Tidak bisa dipungkiri, besarnya dominasi korporasi dalam pengelolaan ekonomi membuat negara di sistem neolib justru bertindak sebagai pedagang produk dan jasa layanan kebutuhan asasi publik termasuk kesehatan. Akibatnya, tak sedikit rakyat yang berpendapatan rendah semakin berat untuk menjangkau layanan tersebut.
Pada kasus ini, dapat dilihat bahwa negara hanya berfokus pada upaya menekan besarnya defisit tanpa menoleh pada bagaimana manajemen korporasi yang dijalankan BPJS yang memberi untung besar pada manajemen dari dana rakyat. Sehingga rakyat lah yang kemudian dijadikan tumbal dengan pelayanan yang tidak bisa maksimal. Belum lagi sistem rujukan berjenjang, pemilihan faskes yang terbatas, kesulitan dalam mengakses berbagai fasilitas seperti kamar yang dibilang telah penuh terisi, antrean panjang, sejumlah obat yang tidak ditanggung adalah hal yang jamak dijumpai para peserta BPJS. Pelayanan pun tidak disamaratakan, namun disandarkan pada opsi premi yang dibayar. Dan akan semakin diistimewakan bagi pihak yang berdaya secara finansial melalui jalur umum. Tak berhenti disitu, jerat jerat denda pun siap mengintai para peserta yang kedapatan telat bayar.
Disinilah, kedzoliman semakin nyata dipertontonkan oleh pihak yang mustinya bertanggung jawab atas terpenuhinya kebutuhan dasar akan kesehatan.
Berbeda 180° dengan konsep neolib, konsep Islam justru menyuguhkan fakta yang tentunya begitu dirindu oleh generasi umat masa kini.
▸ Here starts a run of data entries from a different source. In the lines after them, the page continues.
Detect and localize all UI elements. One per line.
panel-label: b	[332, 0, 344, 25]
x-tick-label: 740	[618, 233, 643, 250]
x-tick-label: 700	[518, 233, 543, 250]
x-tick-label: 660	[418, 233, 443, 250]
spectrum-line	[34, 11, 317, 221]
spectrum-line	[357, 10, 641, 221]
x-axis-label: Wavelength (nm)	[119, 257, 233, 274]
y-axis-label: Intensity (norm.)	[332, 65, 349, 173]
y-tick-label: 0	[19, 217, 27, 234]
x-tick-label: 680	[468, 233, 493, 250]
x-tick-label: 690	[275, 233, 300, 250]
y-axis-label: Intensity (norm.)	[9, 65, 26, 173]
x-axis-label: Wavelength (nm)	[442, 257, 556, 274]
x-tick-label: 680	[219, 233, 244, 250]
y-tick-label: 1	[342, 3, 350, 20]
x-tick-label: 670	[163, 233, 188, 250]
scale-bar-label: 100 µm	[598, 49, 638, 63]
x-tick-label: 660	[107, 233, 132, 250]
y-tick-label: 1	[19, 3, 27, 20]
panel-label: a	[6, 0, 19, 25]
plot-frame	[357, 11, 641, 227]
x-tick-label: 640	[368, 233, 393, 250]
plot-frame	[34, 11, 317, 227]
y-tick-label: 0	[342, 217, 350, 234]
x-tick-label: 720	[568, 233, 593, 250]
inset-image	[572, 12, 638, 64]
Dimana Islam menetapkan bahwa kebutuhan pokok (sandang, pangan, papan) dan kebutuhan dasar (keamanan, pendidikan, kesehatan) adalah hak setiap individu rakyat yang wajib dijamin pemenuhannya oleh negara.
Dalam operasionalnya yang terjamin bebas biaya dan kemudahan akses, negara juga berpegang pada prinsip ke-universal-an dalam pelayanan. Artinya, tidak ada pengkelasan sebagaimana saat ini. Pelayanan pun tidak dibatasi oleh plafon, namun disesuaikan dengan kebutuhan medis pasien.
Menilik pada kemaksimalan jaminan kesehatan ini, tentu menghasilkan korelasi yang erat kaitannya dengan dana yang tidak sedikit. Namun semua itu tidak menjadi problem besar lantaran tata kelola keuangan negara telah disandarkan pada ketentuan syariah. Sehingga tidak akan terjadi carut marut, apalagi bercelah bagi asing atau swasta untuk ikut campur.
Kembali dalam hal pembiayaan, maka hasil kelola harta kekayaan umum (hutan dan tambang) serta harta milik negara (ghanimah, fa'i, kharaj, jizyah, dll) adalah dua pos besar yang dijamin lebih dari cukup untuk memenuhi seluruh hajat hidup rakyat termasuk kesehatan. Dan inilah fakta pelayanan terbaik yang pernah diberikan oleh daulah Islam dan dirindu untuk terwujud kembali dengan tegaknya Khilafah kedua yang menerapkan Islam secara kaffah.